Тихон уложил меня на это соломенное орудие пыток и укрыл колючим одеялом с такой заботой, будто я был последним представителем вымирающего вида. В каком-то смысле, так оно и было. Пора было начинать «допрос», пока он был в этом благодушном и встревоженном настроении. Я посмотрел на него самым растерянным взглядом, на который был способен (что, впрочем, не требовало особых актёрских усилий).
— Тихон?.. — прохрипел я, изображая, что с трудом ворочаю языком. — Прости… в голове туман… Словно всё вымело. Эта… хворь… Что со мной было?
Старик сел на грубый табурет у кровати. Его морщинистое лицо выражало глубочайшее сочувствие.
— Ох, господин… Трясучка вас скрутила, злая хворь, — начал он своим скрипучим, как несмазанная телега, голосом. — Три дня тому назад вы из поселения вернулись — ни кровинки в лице. Молчали, на вопросы не отвечали. А ночью как началось! Затрясло вас, заметались, жар такой, что к кровати не подойти. Я уж думал, всё, отходит молодой господин…
— Я… бредил? — осторожно спросил я, пытаясь направить разговор в нужное русло.
Тихон энергично закивал.
— Ещё как, господин! Кричали всё, да слова непонятные, не наши. Про какую-то «плазменную нестабильность» и «коэффициент расширения»… Бесовщина, прости Господи, — он торопливо перекрестился. — Я уж думал, демоны в вас вселились.
Я мысленно застонал. Отлично. Мой предсмертный анализ отказа оборудования здесь приняли за одержимость. Моё научное наследие в надёжных руках.
— Я в деревню побежал, за знахаркой Ариной, — продолжил Тихон. — Она у нас по хворям главная. Пришла, поглядела на вас, пошептала что-то на ухо, травами какими-то окурила, от которых весь дом потом три дня вонял…

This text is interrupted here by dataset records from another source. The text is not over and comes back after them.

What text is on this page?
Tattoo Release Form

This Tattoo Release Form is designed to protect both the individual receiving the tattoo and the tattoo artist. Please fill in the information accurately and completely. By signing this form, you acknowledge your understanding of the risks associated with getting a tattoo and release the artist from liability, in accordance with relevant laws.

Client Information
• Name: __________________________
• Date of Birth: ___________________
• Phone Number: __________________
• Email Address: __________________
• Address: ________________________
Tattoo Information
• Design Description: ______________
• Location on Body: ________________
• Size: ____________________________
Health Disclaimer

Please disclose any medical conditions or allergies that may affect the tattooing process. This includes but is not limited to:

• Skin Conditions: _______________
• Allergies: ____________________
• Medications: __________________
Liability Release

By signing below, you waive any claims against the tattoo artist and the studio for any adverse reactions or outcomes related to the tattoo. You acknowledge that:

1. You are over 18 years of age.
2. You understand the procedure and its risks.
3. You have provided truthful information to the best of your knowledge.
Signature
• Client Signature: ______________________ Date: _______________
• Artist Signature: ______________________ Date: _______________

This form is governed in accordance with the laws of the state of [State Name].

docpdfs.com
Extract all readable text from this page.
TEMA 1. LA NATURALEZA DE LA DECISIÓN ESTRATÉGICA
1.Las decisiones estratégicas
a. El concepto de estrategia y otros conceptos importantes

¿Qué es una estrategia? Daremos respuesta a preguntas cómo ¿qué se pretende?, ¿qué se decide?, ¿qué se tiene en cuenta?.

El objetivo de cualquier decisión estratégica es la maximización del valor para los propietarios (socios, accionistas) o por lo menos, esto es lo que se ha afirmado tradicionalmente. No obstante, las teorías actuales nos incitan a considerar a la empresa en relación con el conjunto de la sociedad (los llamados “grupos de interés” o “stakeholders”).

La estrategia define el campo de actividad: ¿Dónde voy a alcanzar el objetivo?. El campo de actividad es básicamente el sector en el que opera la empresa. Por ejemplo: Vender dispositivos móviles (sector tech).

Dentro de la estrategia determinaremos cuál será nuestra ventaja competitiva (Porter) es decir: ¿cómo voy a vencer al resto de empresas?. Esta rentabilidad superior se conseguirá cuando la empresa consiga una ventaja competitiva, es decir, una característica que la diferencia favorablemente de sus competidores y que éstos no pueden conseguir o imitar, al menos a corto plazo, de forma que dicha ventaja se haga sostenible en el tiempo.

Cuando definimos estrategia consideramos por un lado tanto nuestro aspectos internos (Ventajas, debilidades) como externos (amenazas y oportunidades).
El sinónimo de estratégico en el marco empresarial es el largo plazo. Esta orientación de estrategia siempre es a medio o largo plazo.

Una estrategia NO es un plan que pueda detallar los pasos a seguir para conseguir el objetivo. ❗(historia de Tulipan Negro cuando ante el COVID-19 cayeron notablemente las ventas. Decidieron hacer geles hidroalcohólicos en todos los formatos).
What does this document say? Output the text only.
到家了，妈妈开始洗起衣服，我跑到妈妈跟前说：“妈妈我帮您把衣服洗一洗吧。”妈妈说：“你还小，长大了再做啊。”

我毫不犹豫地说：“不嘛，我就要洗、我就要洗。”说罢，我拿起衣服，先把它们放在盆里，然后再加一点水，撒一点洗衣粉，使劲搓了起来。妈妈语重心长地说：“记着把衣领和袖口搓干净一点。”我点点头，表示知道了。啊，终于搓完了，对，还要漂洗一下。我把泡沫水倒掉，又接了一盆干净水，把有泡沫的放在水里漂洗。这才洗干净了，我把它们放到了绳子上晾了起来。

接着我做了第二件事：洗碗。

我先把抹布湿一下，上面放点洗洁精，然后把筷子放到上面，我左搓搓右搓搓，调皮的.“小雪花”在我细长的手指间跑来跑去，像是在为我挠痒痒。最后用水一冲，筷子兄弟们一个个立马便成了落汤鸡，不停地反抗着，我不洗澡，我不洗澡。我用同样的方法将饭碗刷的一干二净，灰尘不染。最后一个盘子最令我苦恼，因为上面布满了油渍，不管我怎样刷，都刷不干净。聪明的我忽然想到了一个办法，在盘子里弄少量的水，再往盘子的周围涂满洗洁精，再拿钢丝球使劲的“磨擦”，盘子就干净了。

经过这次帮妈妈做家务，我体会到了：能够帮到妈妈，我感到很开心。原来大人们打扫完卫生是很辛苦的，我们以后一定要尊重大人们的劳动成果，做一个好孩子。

«Ага, — подумал я, — так вот откуда эта нотка в общем букете».
— …дала отвар из горьких трав, — ага, вот и источник этого незабываемого вкуса во рту, — и сказала, мол, теперь воля Святых, выживете аль нет. Мол, душа ваша сейчас меж мирами ходит, и вернётся ли обратно — неведомо.
«Замечательно, — оценил я ситуацию. — Местная система здравоохранения — это смесь фитотерапии, шаманизма и политики полного невмешательства. Приоритет номер один: не болеть. Никогда. Ничем. Даже насморком. Иначе эти „Святые“ могут и не вернуть душу с прогулки».
— Арина говорила, хворь эта часто на сильных мужей нападает, — с ноткой гордости добавил Тихон. — Ваш покойный батюшка, боярин Демьян, царствие ему небесное, бывало, такую трясучку на ногах переносил, только крякнет да квасу выпьет… А вот матушка ваша, боярыня Елена… она слабее была… — старик вдруг осёкся, его голос дрогнул. Он посмотрел на меня, испугавшись, что расстроил «больного».
Я сделал мысленную пометку. Отец: боярин Демьян, покойный. Статус: высокий, раз мог переносить «трясучку» на ногах. Мать: Елена, тоже покойная, тема чувствительная. Вывод: я круглый сирота. Это многое объясняет.